Ван Ань-ши согласился с женой. Он раз десять являлся к императору с прошением об отставке под предлогом болезни. Император уже слышал, что говорили в народе о Ван Ань-ши, и ему тоже все это надоело. Он удовлетворил его просьбу и назначил его судьей в Цзяннинфу — во времена династии Сун было принято давать министру, уходящему со своего поста, должность в провинции, чтобы он мог на свое жалованье кормиться в старости, не слишком утруждая себя делами.
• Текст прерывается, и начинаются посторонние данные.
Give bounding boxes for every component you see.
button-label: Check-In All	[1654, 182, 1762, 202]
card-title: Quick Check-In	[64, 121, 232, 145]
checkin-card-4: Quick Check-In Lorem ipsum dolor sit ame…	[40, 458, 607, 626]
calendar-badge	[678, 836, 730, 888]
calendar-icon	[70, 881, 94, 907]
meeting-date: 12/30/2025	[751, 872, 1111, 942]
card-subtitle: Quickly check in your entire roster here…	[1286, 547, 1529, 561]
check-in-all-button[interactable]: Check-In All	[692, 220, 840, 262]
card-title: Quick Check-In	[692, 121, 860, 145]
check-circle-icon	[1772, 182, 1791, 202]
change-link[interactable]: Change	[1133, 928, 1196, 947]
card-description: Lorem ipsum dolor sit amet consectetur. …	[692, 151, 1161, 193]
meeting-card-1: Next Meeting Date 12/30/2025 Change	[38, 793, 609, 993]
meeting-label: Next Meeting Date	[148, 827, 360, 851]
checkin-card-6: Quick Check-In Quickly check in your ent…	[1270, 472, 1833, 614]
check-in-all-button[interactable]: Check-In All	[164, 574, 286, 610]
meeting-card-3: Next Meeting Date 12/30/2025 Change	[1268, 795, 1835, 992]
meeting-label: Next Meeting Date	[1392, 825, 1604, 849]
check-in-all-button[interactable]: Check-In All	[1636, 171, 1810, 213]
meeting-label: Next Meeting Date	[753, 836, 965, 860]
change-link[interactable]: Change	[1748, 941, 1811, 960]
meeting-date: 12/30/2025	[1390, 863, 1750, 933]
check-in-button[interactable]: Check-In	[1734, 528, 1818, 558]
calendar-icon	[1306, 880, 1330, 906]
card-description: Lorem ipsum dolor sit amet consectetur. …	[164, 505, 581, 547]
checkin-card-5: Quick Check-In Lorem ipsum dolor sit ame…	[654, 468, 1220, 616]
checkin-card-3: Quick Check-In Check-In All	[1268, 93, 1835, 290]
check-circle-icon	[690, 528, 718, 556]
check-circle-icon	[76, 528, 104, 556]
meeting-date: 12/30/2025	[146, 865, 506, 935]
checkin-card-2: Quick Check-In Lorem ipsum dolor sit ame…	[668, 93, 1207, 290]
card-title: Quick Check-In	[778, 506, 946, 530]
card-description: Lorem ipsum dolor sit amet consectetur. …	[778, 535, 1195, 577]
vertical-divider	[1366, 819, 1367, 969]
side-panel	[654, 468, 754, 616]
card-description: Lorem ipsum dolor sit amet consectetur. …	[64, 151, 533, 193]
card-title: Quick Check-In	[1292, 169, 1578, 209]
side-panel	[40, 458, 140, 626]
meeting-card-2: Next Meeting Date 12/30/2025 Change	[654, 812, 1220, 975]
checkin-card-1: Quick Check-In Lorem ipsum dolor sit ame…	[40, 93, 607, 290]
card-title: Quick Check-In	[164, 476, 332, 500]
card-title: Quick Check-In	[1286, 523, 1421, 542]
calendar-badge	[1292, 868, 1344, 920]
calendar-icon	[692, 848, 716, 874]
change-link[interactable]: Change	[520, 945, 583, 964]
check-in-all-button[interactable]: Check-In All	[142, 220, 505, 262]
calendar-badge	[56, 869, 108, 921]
Ван Ань-ши рассудил, что Цзяннин один из старейших городов в краю Цзиньлин,{128} прежняя столица государей Лючао.{129} Места там цветущие и люди прекрасные, там вполне можно спокойно жить. Он был очень доволен. Перед отъездом госпожа собрала головные булавки, браслеты, наряды, а также драгоценные безделушки, которые у нее были припрятаны — всего на несколько тысяч золотом, — и пожертвовала все это буддийским и даосским монастырям на воскурение благовоний и молебны о ее покойном сыне Ван Пане. Выбрав день, супруги расстались с двором и собрались в дорогу. На прощание чиновники хотели устроить им угощение, но Ван Ань-ши, сказавшись больным, не встретился с ними. Был у него приближенный чиновник Цзян Цзюй, который очень ловко умел ему угождать. Ван Ань-ши взял с собой, кроме слуг, только этого человека и вместе с семейством двинулся в путь.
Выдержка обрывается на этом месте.